This code contains a Tensorflow implementation of the CNN-LSTM architecture used to attain state-of-the-art performance on the MSCOCO dataset. We achieve a BLEU-4 score of 24.4 and CIDEr score of 81.7 compared to 27.7 and 85.5 by Google's implementation. Qualitative analysis of the generated captions indicate that the model is able to sensibly caption a wide variety of images from the MSCOCO dataset.

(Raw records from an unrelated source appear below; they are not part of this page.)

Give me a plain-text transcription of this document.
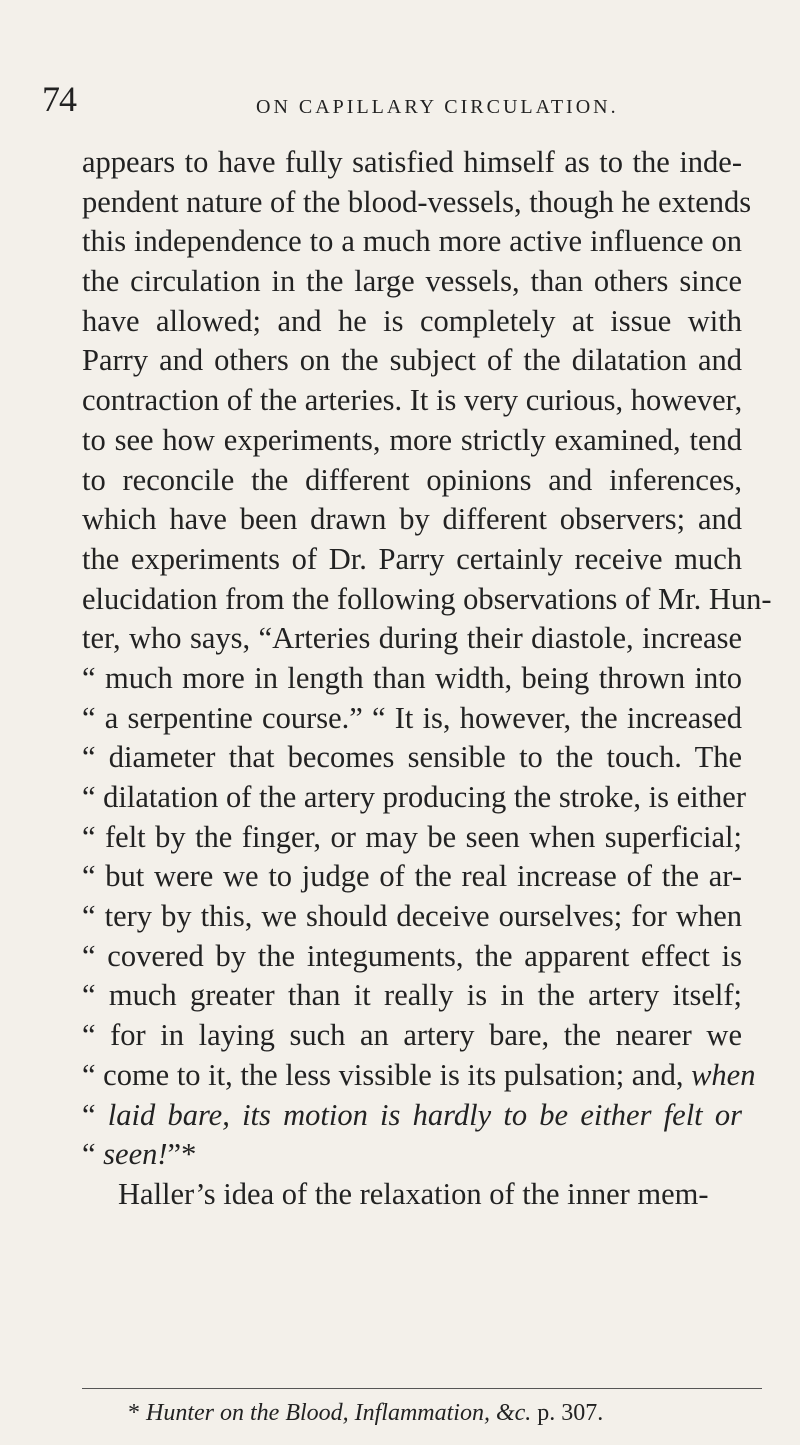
74	ON CAPILLARY CIRCULATION.
appears to have fully satisfied himself as to the inde-
pendent nature of the blood-vessels, though he extends
this independence to a much more active influence on
the circulation in the large vessels, than others since
have allowed; and he is completely at issue with
Parry and others on the subject of the dilatation and
contraction of the arteries. It is very curious, however,
to see how experiments, more strictly examined, tend
to reconcile the different opinions and inferences,
which have been drawn by different observers; and
the experiments of Dr. Parry certainly receive much
elucidation from the following observations of Mr. Hun-
ter, who says, “Arteries during their diastole, increase
“ much more in length than width, being thrown into
“ a serpentine course.” “ It is, however, the increased
“ diameter that becomes sensible to the touch. The
“ dilatation of the artery producing the stroke, is either
“ felt by the finger, or may be seen when superficial;
“ but were we to judge of the real increase of the ar-
“ tery by this, we should deceive ourselves; for when
“ covered by the integuments, the apparent effect is
“ much greater than it really is in the artery itself;
“ for in laying such an artery bare, the nearer we
“ come to it, the less vissible is its pulsation; and, when
“ laid bare, its motion is hardly to be either felt or
“ seen!”*
Haller’s idea of the relaxation of the inner mem-
* Hunter on the Blood, Inflammation, &c. p. 307.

To try a demo of our best trained model, first ensure that Caffe is installed on your computer and that you have downloaded the GoogleNet model using these instructions. You'll also need Tensorflow 0.8 installed. Then, run:
./download.sh
which will retrive all pickled data files (graciously shared by Satoshi in his chainer implementation.) and the Tensorflow saved model created in this project needed to run the demo. This requires around 180MB of disk space. The 'caption_image.py' file contains all the code needed to load and use the saved model. To run the demo, do:
python caption_image.py -i <path_to_image>
We have included a demo pizza image at images/pizza.jpg to sanity check your installation. Running python caption_image.py -i images/pizza.jpg
produces the caption "a pizza with cheese and cheese on a table". It's not perfect, but still pretty cool!
model.py
contains the Model
class that contains the CNN-LSTM architecture (using Tensorflow's dynamic_rnn API) and various helper functions for generating captions. evaluate_captions.py
is a helper script to generate aggregated JSON files that can then be used for hyperparameter tuning. image_feature_cnn.py
contains the helper functions we use to load up the GoogleNet batch normalization CNN model and turn images into 1024 x 1 vectors.